Robert W. Munley, 1930-2019
Robert W. Munley, Munley Law Personal Injury Attorneys’s founder, was a Pennsylvania legal legend and personal injury law pioneer. He achieved record-setting verdicts and settlements on behalf of his clients in Pennsylvania and nationwide. He founded Munley Law Personal Injury Attorneys in 1959.
A Legal Pioneer
A United States Army veteran of the Korean War, Robert W. Munley graduated from the University of Scranton and Temple University School of Law, where he was a member of the Temple Law Review.
Bob, as he was known to his friends, family, and the legal community, was admitted to the Pennsylvania Bar in 1959. He served as an assistant district attorney in Lackawanna County for 10 years, during which time he prosecuted hundreds of cases.
In 1970, he embarked on full-time private practice with his brother, the late Senior U.S. District Judge James M. Munley, transitioning to civil practice in the mid-1970s. Together with his beloved wife Bernadine Munley, Bob built a legal practice devoted to the representation of the injured. Bob’s personal philosophy became his professional mission: that all people, regardless of power or wealth, should have equal access to the civil justice system.
Renowned for his courtroom rhetorical skills, Bob blazed new trails in emerging liability theories and trial techniques, and brought hundreds of cases to verdict. Bob’s pace-setting milestones included seven- and eight- figure recoveries before verdicts of such size were commonplace and occurred in cases ranging from simple automobile collisions to complex product liability litigation.

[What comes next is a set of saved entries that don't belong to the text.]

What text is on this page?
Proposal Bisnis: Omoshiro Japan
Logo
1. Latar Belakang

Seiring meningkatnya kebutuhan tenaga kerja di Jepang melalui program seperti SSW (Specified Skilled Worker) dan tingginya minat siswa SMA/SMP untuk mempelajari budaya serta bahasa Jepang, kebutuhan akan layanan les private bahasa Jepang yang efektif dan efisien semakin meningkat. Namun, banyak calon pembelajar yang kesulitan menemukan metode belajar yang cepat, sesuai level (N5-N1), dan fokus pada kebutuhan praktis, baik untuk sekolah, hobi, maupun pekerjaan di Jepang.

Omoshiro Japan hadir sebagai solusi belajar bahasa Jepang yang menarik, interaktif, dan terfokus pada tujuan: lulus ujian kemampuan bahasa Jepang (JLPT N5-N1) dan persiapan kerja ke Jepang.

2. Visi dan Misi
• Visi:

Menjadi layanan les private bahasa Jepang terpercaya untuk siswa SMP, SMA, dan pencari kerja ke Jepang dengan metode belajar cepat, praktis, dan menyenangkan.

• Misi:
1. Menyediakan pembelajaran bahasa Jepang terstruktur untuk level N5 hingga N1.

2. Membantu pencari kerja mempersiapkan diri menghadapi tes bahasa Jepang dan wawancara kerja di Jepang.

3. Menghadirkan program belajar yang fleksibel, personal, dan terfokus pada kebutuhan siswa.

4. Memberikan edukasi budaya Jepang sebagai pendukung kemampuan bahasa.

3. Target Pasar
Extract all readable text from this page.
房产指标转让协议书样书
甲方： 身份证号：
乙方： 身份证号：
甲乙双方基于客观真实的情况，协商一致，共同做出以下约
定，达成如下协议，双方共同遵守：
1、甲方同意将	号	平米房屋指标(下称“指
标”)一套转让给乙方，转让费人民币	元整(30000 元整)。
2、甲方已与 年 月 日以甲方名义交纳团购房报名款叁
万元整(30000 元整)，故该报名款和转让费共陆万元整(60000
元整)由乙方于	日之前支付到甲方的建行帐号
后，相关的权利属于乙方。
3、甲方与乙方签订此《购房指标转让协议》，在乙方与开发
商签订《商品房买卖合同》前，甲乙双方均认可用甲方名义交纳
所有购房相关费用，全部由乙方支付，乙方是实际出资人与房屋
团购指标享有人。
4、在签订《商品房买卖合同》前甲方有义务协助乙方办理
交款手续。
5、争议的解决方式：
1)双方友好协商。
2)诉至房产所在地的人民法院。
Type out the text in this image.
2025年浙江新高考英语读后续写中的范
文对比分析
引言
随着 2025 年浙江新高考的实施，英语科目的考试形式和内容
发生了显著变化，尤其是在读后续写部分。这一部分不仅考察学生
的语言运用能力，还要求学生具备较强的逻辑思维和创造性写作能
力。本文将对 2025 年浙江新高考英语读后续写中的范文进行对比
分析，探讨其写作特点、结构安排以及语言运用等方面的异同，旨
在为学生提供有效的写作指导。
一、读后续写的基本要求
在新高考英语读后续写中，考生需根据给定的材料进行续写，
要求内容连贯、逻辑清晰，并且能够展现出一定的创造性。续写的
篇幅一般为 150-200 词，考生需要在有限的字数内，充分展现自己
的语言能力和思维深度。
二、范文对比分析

Bob’s body of work resulted in appellate decisions, some of which transformed American law in the area of the admissibility of trial evidence. For example: Mecca v. Lukasik, known locally as “the Mid-Valley Eight,” set the Pennsylvania standard for evidence of future earnings of children based on their stated career aspirations; O’Malley v. Peerless Petroleum also broke ground in the area of future wage loss recovery and use of hypothetical questions with experts. Madjic v. Cincinnati Machine Co., a product liability case, is regularly cited in court decisions around the United States for various evidentiary principles, and his case Bombar v. Upright Material Handling Inc. set nationally recognized standards in what constitutes bad faith in the handling of insurance claims.
Bob was elected and served as president of both the Lackawanna County Bar Association and the Pennsylvania Trial Lawyers Association and served on the Board of Governors of the American Association for Justice. He was listed in the Best Lawyers in America every year since 1993, and was among the first lawyers in the United States to earn Board Certification by the National Board of Trial Advocacy. He was a Fellow of both the American Board of Trial Advocates and the International Society of Barristers, and was named to the Irish Voice newspaper’s Irish Legal 100, the top 100 American lawyers of Irish descent.
In recognition of Bob’s pioneering work in truck accident law, the American Association for Justice Trucking Litigation Group renamed its annual honor the Robert W. Munley Pursuit of Justice Award (formerly the “Chairman’s Award”) in 2020. The Robert W. Munley Pursuit of Justice Award is presented annually by the Chair of the Trucking Litigation Group to an attorney who has done extraordinary work to further the group’s objectives: educating other lawyers on trucking law matters and contributing to the improvement of highway safety through legal work and advocacy.